Only it wasn't. Nor did they have any warning that the problem was more complex until it was too late to change their plans, too late to halt the irrevocable movements of a grounding spaceship. Dick should have known, of course. He was a spaceman; he had served two tricks on the Earth-Venus-Mars run. But all those planets were large; Eros was just a mote. A spinning top....
Anyway, it was after the final coordinates had been plotted, the last bank control unchangeably set, the rockets cut, that they saw the curved knife-edge of black slicing up over Eros' rim. For a long moment Dick stared at it, a look of angry chagrin in his eyes.

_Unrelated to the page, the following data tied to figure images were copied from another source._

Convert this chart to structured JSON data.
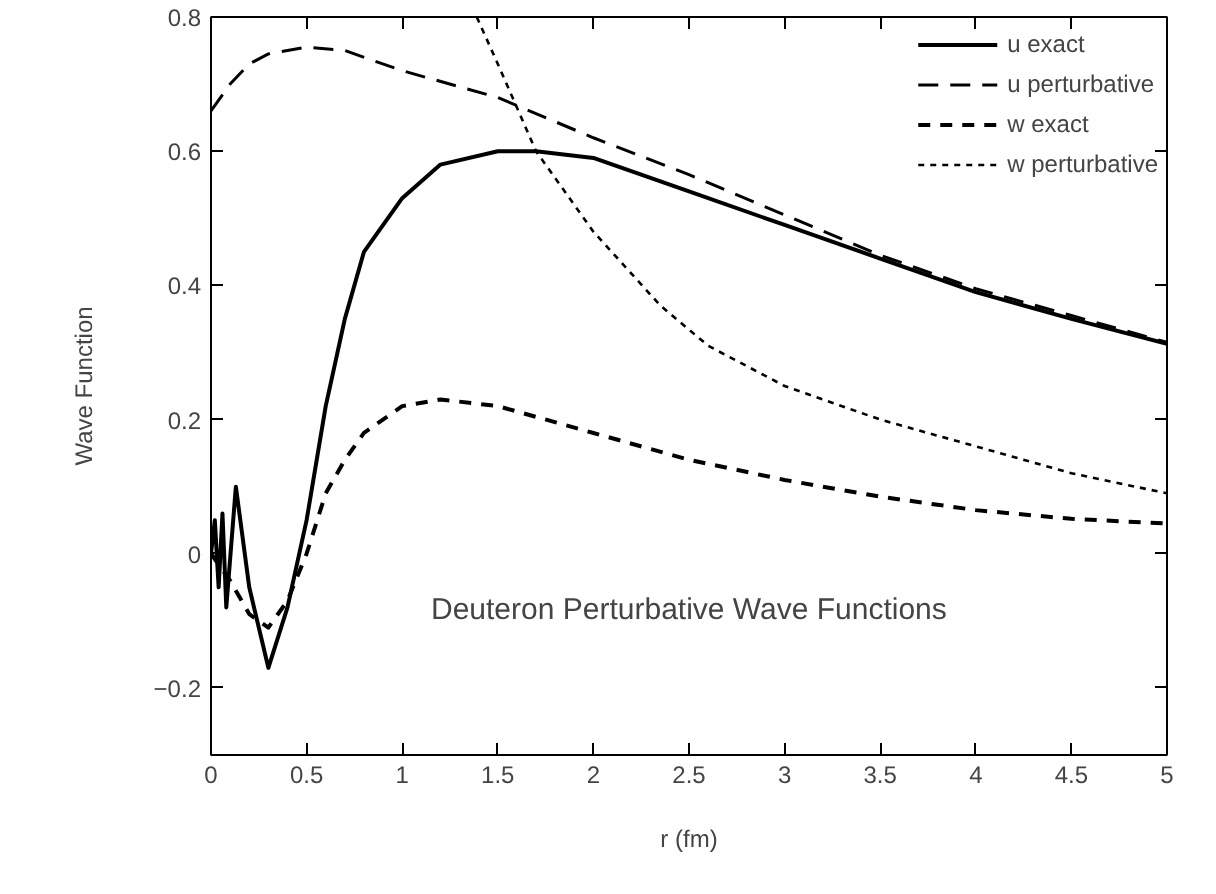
{
  "chart_data": {
    "type": "line",
    "xlabel": "r (fm)",
    "ylabel": "Wave Function",
    "annotations": [
      "Deuteron Perturbative Wave Functions"
    ],
    "xlim": [
      0,
      5
    ],
    "ylim": [
      -0.3,
      0.8
    ],
    "xticks": [
      0,
      0.5,
      1,
      1.5,
      2,
      2.5,
      3,
      3.5,
      4,
      4.5,
      5
    ],
    "yticks": [
      {
        "value": -0.2,
        "label": "−0.2"
      },
      0,
      0.2,
      0.4,
      0.6,
      0.8
    ],
    "grid": false,
    "legend": "top right",
    "marker": "none",
    "series": [
      {
        "name": "u exact",
        "color": "#000000",
        "line_style": "solid",
        "x": [
          0,
          0.02,
          0.04,
          0.06,
          0.08,
          0.13,
          0.2,
          0.3,
          0.4,
          0.5,
          0.6,
          0.7,
          0.8,
          1.0,
          1.2,
          1.5,
          1.7,
          2,
          2.5,
          3,
          3.5,
          4,
          4.5,
          5
        ],
        "values": [
          0,
          0.05,
          -0.05,
          0.06,
          -0.08,
          0.1,
          -0.05,
          -0.17,
          -0.08,
          0.05,
          0.22,
          0.35,
          0.45,
          0.53,
          0.58,
          0.6,
          0.6,
          0.59,
          0.54,
          0.49,
          0.44,
          0.39,
          0.35,
          0.313
        ]
      },
      {
        "name": "u perturbative",
        "color": "#000000",
        "line_style": "dashed",
        "x": [
          0,
          0.1,
          0.2,
          0.3,
          0.5,
          0.7,
          1.0,
          1.5,
          2,
          2.5,
          3,
          3.5,
          4,
          4.5,
          5
        ],
        "values": [
          0.66,
          0.7,
          0.73,
          0.745,
          0.755,
          0.75,
          0.72,
          0.68,
          0.62,
          0.565,
          0.505,
          0.445,
          0.395,
          0.355,
          0.315
        ]
      },
      {
        "name": "w exact",
        "color": "#000000",
        "line_style": "dashed",
        "x": [
          0,
          0.1,
          0.2,
          0.3,
          0.4,
          0.5,
          0.6,
          0.7,
          0.8,
          1,
          1.2,
          1.5,
          2,
          2.5,
          3,
          3.5,
          4,
          4.5,
          5
        ],
        "values": [
          0,
          -0.04,
          -0.09,
          -0.11,
          -0.07,
          0,
          0.09,
          0.14,
          0.18,
          0.22,
          0.23,
          0.22,
          0.18,
          0.14,
          0.11,
          0.085,
          0.065,
          0.052,
          0.045
        ]
      },
      {
        "name": "w perturbative",
        "color": "#000000",
        "line_style": "dotted",
        "x": [
          1.39,
          1.5,
          1.7,
          2,
          2.35,
          2.6,
          3,
          3.5,
          4,
          4.5,
          5
        ],
        "values": [
          0.8,
          0.73,
          0.6,
          0.48,
          0.37,
          0.31,
          0.25,
          0.2,
          0.16,
          0.12,
          0.09
        ]
      }
    ]
  }
}
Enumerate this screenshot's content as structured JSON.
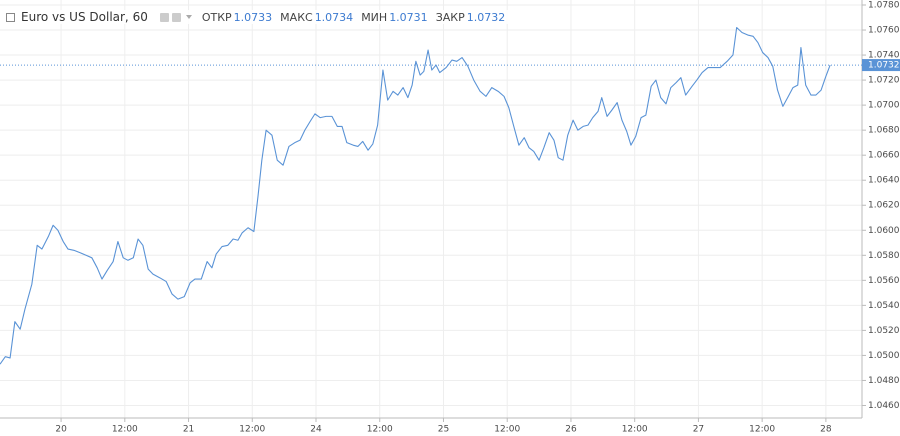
{
  "header": {
    "title": "Euro vs US Dollar, 60",
    "stats": [
      {
        "label": "ОТКР",
        "value": 1.0733
      },
      {
        "label": "МАКС",
        "value": 1.0734
      },
      {
        "label": "МИН",
        "value": 1.0731
      },
      {
        "label": "ЗАКР",
        "value": 1.0732
      }
    ]
  },
  "chart_data": {
    "type": "line",
    "color": "#5a93d6",
    "grid": true,
    "last_price": 1.0732,
    "x": [
      -11.5,
      -10.5,
      -9.6,
      -8.7,
      -7.7,
      -6.8,
      -5.5,
      -4.5,
      -3.6,
      -2.4,
      -1.5,
      -0.6,
      0.4,
      1.3,
      2.4,
      3.6,
      4.7,
      5.8,
      6.8,
      7.7,
      8.7,
      9.8,
      10.7,
      11.7,
      12.6,
      13.6,
      14.5,
      15.4,
      16.4,
      17.3,
      18.6,
      19.8,
      20.9,
      22.0,
      23.2,
      24.3,
      25.2,
      26.4,
      27.5,
      28.4,
      29.2,
      30.3,
      31.4,
      32.4,
      33.3,
      34.1,
      35.2,
      36.3,
      37.1,
      37.8,
      38.6,
      39.7,
      40.7,
      41.8,
      42.9,
      44.0,
      45.0,
      45.9,
      46.9,
      47.8,
      48.8,
      49.9,
      51.0,
      52.0,
      52.9,
      53.8,
      55.0,
      55.9,
      56.8,
      57.8,
      58.7,
      59.6,
      60.6,
      61.5,
      62.5,
      63.4,
      64.4,
      65.3,
      66.1,
      66.8,
      67.6,
      68.3,
      69.1,
      69.8,
      70.6,
      71.3,
      72.5,
      73.6,
      74.5,
      75.5,
      76.6,
      77.7,
      78.9,
      80.0,
      81.1,
      82.3,
      83.4,
      84.3,
      85.3,
      86.2,
      87.2,
      88.1,
      89.0,
      90.0,
      90.9,
      91.9,
      92.8,
      93.6,
      94.5,
      95.4,
      96.4,
      97.3,
      98.3,
      99.2,
      100.1,
      101.1,
      101.8,
      102.8,
      103.7,
      104.7,
      105.6,
      106.5,
      107.3,
      108.2,
      109.2,
      110.1,
      111.1,
      112.0,
      112.9,
      113.9,
      114.8,
      115.8,
      116.7,
      117.6,
      118.8,
      119.7,
      120.7,
      121.8,
      122.9,
      124.1,
      125.4,
      126.5,
      127.2,
      128.2,
      129.3,
      130.3,
      131.2,
      132.1,
      133.1,
      134.0,
      134.9,
      135.9,
      136.8,
      137.8,
      138.7,
      139.3,
      140.2,
      141.2,
      142.1,
      143.1,
      144.0,
      144.8
    ],
    "values": [
      1.0493,
      1.0499,
      1.0498,
      1.0527,
      1.0521,
      1.0537,
      1.0557,
      1.0588,
      1.0585,
      1.0595,
      1.0604,
      1.06,
      1.0591,
      1.0585,
      1.0584,
      1.0582,
      1.058,
      1.0578,
      1.057,
      1.0561,
      1.0568,
      1.0575,
      1.0591,
      1.0578,
      1.0576,
      1.0578,
      1.0593,
      1.0588,
      1.0569,
      1.0565,
      1.0562,
      1.0559,
      1.0549,
      1.0545,
      1.0547,
      1.0558,
      1.0561,
      1.0561,
      1.0575,
      1.057,
      1.0581,
      1.0587,
      1.0588,
      1.0593,
      1.0592,
      1.0598,
      1.0602,
      1.0599,
      1.0628,
      1.0656,
      1.068,
      1.0676,
      1.0656,
      1.0652,
      1.0667,
      1.067,
      1.0672,
      1.068,
      1.0687,
      1.0693,
      1.069,
      1.0691,
      1.0691,
      1.0683,
      1.0683,
      1.067,
      1.0668,
      1.0667,
      1.0671,
      1.0664,
      1.0669,
      1.0684,
      1.0728,
      1.0704,
      1.0711,
      1.0708,
      1.0714,
      1.0706,
      1.0716,
      1.0735,
      1.0724,
      1.0727,
      1.0744,
      1.0728,
      1.0732,
      1.0726,
      1.073,
      1.0736,
      1.0735,
      1.0738,
      1.0731,
      1.072,
      1.0711,
      1.0707,
      1.0714,
      1.0711,
      1.0707,
      1.0698,
      1.0682,
      1.0668,
      1.0674,
      1.0666,
      1.0663,
      1.0656,
      1.0666,
      1.0678,
      1.0672,
      1.0658,
      1.0656,
      1.0676,
      1.0688,
      1.068,
      1.0683,
      1.0684,
      1.069,
      1.0695,
      1.0706,
      1.0691,
      1.0696,
      1.0702,
      1.0688,
      1.0679,
      1.0668,
      1.0675,
      1.069,
      1.0692,
      1.0715,
      1.072,
      1.0706,
      1.0701,
      1.0714,
      1.0718,
      1.0722,
      1.0708,
      1.0715,
      1.072,
      1.0726,
      1.073,
      1.073,
      1.073,
      1.0735,
      1.074,
      1.0762,
      1.0758,
      1.0756,
      1.0755,
      1.075,
      1.0742,
      1.0738,
      1.0731,
      1.0712,
      1.0699,
      1.0706,
      1.0714,
      1.0716,
      1.0746,
      1.0716,
      1.0708,
      1.0708,
      1.0712,
      1.0723,
      1.0732
    ],
    "xlim": [
      -11.5,
      150.8
    ],
    "xticks": [
      {
        "value": 0,
        "label": "20"
      },
      {
        "value": 12,
        "label": "12:00"
      },
      {
        "value": 24,
        "label": "21"
      },
      {
        "value": 36,
        "label": "12:00"
      },
      {
        "value": 48,
        "label": "24"
      },
      {
        "value": 60,
        "label": "12:00"
      },
      {
        "value": 72,
        "label": "25"
      },
      {
        "value": 84,
        "label": "12:00"
      },
      {
        "value": 96,
        "label": "26"
      },
      {
        "value": 108,
        "label": "12:00"
      },
      {
        "value": 120,
        "label": "27"
      },
      {
        "value": 132,
        "label": "12:00"
      },
      {
        "value": 144,
        "label": "28"
      }
    ],
    "ylim": [
      1.045,
      1.078
    ],
    "yticks": [
      {
        "value": 1.046,
        "label": "1.0460"
      },
      {
        "value": 1.048,
        "label": "1.0480"
      },
      {
        "value": 1.05,
        "label": "1.0500"
      },
      {
        "value": 1.052,
        "label": "1.0520"
      },
      {
        "value": 1.054,
        "label": "1.0540"
      },
      {
        "value": 1.056,
        "label": "1.0560"
      },
      {
        "value": 1.058,
        "label": "1.0580"
      },
      {
        "value": 1.06,
        "label": "1.0600"
      },
      {
        "value": 1.062,
        "label": "1.0620"
      },
      {
        "value": 1.064,
        "label": "1.0640"
      },
      {
        "value": 1.066,
        "label": "1.0660"
      },
      {
        "value": 1.068,
        "label": "1.0680"
      },
      {
        "value": 1.07,
        "label": "1.0700"
      },
      {
        "value": 1.072,
        "label": "1.0720"
      },
      {
        "value": 1.074,
        "label": "1.0740"
      },
      {
        "value": 1.076,
        "label": "1.0760"
      },
      {
        "value": 1.078,
        "label": "1.0780"
      }
    ]
  }
}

"Well, blast me for an Earth-lubbing idiot! Do you see that, Pop?"
Pop looked like he had shared Dick's persimmon.
"The night-line. We forgot to consider the diurnal revolution."
"And now we've got to land in the dark. On strange terrain. Arragh! I should have my head examined. I've got a plugged tube somewhere!"
Grampaw Moseley hobbled in, appraised the situation with his incomparable ability to detect something amiss. He snorted and rattled his cane on the floor.
"They's absolutely nothin'," he informed the walls, "to this hereditation stuff. Elst why should my own son an' his son be so dag-nabbed stoopid?"